Great Expectations
Setup
-
Before adding expectations to your pipeline, please make sure you have at least 1 data loader, transformer, or data exporter block. They must be Python blocks (SQL block support coming soon).
If you don’t have any blocks, add a data loader block and paste the following code:
import io import pandas as pd import requests @data_loader def load_data_from_api(*args, **kwargs): url = 'https://raw.githubusercontent.com/mage-ai/datasets/master/restaurant_user_transactions.csv' response = requests.get(url) return pd.read_csv(io.StringIO(response.text), sep=',')
For more expectations, read Great Expectation’s documentation.
-
In the list of available power ups, click the option for Great Expectations.
Adding expectations to your pipeline
-
Once you’re on the Great Expectations power up detail page, you can add extension blocks to the current pipeline by clicking the button labeled [+ Extension block].
-
In dropdown menu, click the template option labeled Empty template.
-
A popup dialog may appear asking you to enter a name for the new extension block. If it appears, fill in
test number of rows
as the name and click the button labeled [Save and add block]. -
Paste the following code in the extension block named
test number of rows
:@extension('great_expectations') def validate(validator, *args, **kwargs): validator.expect_table_row_count_to_be_between( min_value=1000, max_value=10000, )
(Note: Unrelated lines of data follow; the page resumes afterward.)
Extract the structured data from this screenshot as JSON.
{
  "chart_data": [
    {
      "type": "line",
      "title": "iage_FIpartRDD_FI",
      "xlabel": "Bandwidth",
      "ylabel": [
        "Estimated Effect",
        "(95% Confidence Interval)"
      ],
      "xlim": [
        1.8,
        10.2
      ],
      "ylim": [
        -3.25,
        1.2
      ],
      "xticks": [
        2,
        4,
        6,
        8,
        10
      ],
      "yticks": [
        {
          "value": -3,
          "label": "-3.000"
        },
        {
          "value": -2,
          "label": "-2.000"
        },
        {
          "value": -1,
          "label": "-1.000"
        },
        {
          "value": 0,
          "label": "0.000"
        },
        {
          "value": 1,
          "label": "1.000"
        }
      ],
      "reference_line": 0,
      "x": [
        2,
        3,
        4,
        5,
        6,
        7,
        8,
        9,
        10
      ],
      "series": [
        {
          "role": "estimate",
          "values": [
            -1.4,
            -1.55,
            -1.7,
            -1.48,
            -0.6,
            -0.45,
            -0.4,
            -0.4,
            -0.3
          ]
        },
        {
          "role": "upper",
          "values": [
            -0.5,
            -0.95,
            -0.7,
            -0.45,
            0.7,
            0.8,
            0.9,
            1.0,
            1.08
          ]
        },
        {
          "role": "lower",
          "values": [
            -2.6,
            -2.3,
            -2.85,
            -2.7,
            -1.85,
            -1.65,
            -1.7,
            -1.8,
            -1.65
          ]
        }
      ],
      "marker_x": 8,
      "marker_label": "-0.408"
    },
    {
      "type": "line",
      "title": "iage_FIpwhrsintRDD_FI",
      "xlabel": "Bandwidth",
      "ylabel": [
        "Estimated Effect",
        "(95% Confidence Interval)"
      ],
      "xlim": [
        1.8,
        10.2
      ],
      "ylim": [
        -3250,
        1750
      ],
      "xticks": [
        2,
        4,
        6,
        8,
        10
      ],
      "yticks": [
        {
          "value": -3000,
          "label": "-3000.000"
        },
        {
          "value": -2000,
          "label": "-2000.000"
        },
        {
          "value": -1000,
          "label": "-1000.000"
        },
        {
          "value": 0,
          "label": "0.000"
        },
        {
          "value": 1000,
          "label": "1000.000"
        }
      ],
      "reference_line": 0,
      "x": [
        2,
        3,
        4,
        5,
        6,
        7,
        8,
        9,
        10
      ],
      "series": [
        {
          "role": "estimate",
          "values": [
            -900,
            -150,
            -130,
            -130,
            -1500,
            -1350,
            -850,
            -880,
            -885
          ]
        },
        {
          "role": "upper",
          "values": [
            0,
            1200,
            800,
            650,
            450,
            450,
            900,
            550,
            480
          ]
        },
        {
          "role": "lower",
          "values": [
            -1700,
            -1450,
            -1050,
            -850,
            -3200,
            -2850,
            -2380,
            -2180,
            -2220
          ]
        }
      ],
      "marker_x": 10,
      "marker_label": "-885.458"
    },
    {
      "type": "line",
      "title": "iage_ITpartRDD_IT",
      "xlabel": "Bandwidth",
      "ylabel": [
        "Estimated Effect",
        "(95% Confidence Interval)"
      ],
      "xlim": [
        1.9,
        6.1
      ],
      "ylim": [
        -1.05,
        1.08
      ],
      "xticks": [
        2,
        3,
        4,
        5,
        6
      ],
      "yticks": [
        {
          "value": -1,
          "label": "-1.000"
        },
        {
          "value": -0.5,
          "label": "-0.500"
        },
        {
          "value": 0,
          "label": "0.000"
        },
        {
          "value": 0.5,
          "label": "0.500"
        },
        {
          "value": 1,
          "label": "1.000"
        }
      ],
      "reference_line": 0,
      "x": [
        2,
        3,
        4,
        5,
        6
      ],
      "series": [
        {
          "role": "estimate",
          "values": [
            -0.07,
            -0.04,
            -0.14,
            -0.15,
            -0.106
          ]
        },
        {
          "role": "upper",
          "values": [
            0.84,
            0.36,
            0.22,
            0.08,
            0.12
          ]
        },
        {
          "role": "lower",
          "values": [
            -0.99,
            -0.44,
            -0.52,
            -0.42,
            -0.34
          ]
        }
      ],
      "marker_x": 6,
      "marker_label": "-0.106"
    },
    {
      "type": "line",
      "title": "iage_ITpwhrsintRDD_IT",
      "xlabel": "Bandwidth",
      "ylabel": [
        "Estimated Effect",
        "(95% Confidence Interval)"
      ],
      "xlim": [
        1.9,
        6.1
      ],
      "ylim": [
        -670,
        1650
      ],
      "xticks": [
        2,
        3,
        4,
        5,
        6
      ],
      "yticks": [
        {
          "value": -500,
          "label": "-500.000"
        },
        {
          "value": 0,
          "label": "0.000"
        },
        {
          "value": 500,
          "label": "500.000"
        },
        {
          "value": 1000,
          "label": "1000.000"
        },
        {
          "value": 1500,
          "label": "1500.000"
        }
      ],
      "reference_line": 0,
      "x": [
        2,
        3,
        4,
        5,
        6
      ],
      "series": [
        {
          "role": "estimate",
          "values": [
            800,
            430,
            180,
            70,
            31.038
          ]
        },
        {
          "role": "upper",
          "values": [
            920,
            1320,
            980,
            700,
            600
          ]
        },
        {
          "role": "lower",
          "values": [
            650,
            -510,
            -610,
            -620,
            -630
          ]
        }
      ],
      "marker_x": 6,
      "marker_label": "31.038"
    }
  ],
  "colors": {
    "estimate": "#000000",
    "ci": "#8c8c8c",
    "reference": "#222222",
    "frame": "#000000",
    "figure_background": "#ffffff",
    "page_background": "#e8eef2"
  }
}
You can add expectations using code or from a JSON object. See section Defining expectations below for more details.
-
In the extension block near the bottom, click the input field that says “Select blocks to run expectations on”.
-
Once you click that input field, a list of blocks from your pipeline will appear.
-
Check the checkbox on the right side of the dropdown to associate that block to this extension block.
-
Click the button labeled Save selected blocks.
-
After you save, a button that is labeled after the name of the block you just selected will appear. For example, if your block is named
load_api_data_demo
, then a button labeled load_api_data_demo will appear. -
Click that button to run your extension block for the block
load_api_data_demo
. -
The output should look something like this:
Calculating Metrics: 0%| | 0/1 [00:00<?, ?it/s] Calculating Metrics: 0%| | 0/1 [00:00<?, ?it/s] Expectations from extension test_number_of_rows for block load_api_data_demo succeeded. { "results": [ { "expectation_config": { "expectation_type": "expect_table_row_count_to_be_between", "kwargs": { "min_value": 1000, "max_value": 10000, "batch_id": "9946450cf9609e633658e9c4ee38efa5" }, "meta": {} }, "success": true, "meta": {}, "exception_info": { "raised_exception": false, "exception_traceback": null, "exception_message": null }, "result": { "observed_value": 10000 } } ], "success": true, "evaluation_parameters": {}, "meta": { "great_expectations_version": "0.15.50", "expectation_suite_name": "expectation_suite_for_block_load_api_data_demo", "run_id": { "run_name": null, "run_time": "2023-03-14T01:41:09.117251+00:00" }, "batch_spec": { "data_asset_name": "data_asset_load_api_data_demo", "batch_data": "PandasDataFrame" }, "batch_markers": { "ge_load_time": "20230314T014109.103956Z", "pandas_data_fingerprint": "76d98f6ff10d31abaae6e9a7c47cc7c1" }, "active_batch_definition": { "datasource_name": "datasource_name_load_api_data_demo", "data_connector_name": "data_connector_name_load_api_data_demo", "data_asset_name": "data_asset_load_api_data_demo", "batch_identifiers": { "default_identifier_name": "default_identifier" } }, "validation_time": "20230314T014109.117222Z", "checkpoint_name": null }, "statistics": { "evaluated_expectations": 1, "successful_expectations": 1, "unsuccessful_expectations": 0, "success_percent": 100.0 } }
Other ways to run expectations
Whenever you run a block while editing your pipeline, any associated Great Expectations extension blocks will also be ran.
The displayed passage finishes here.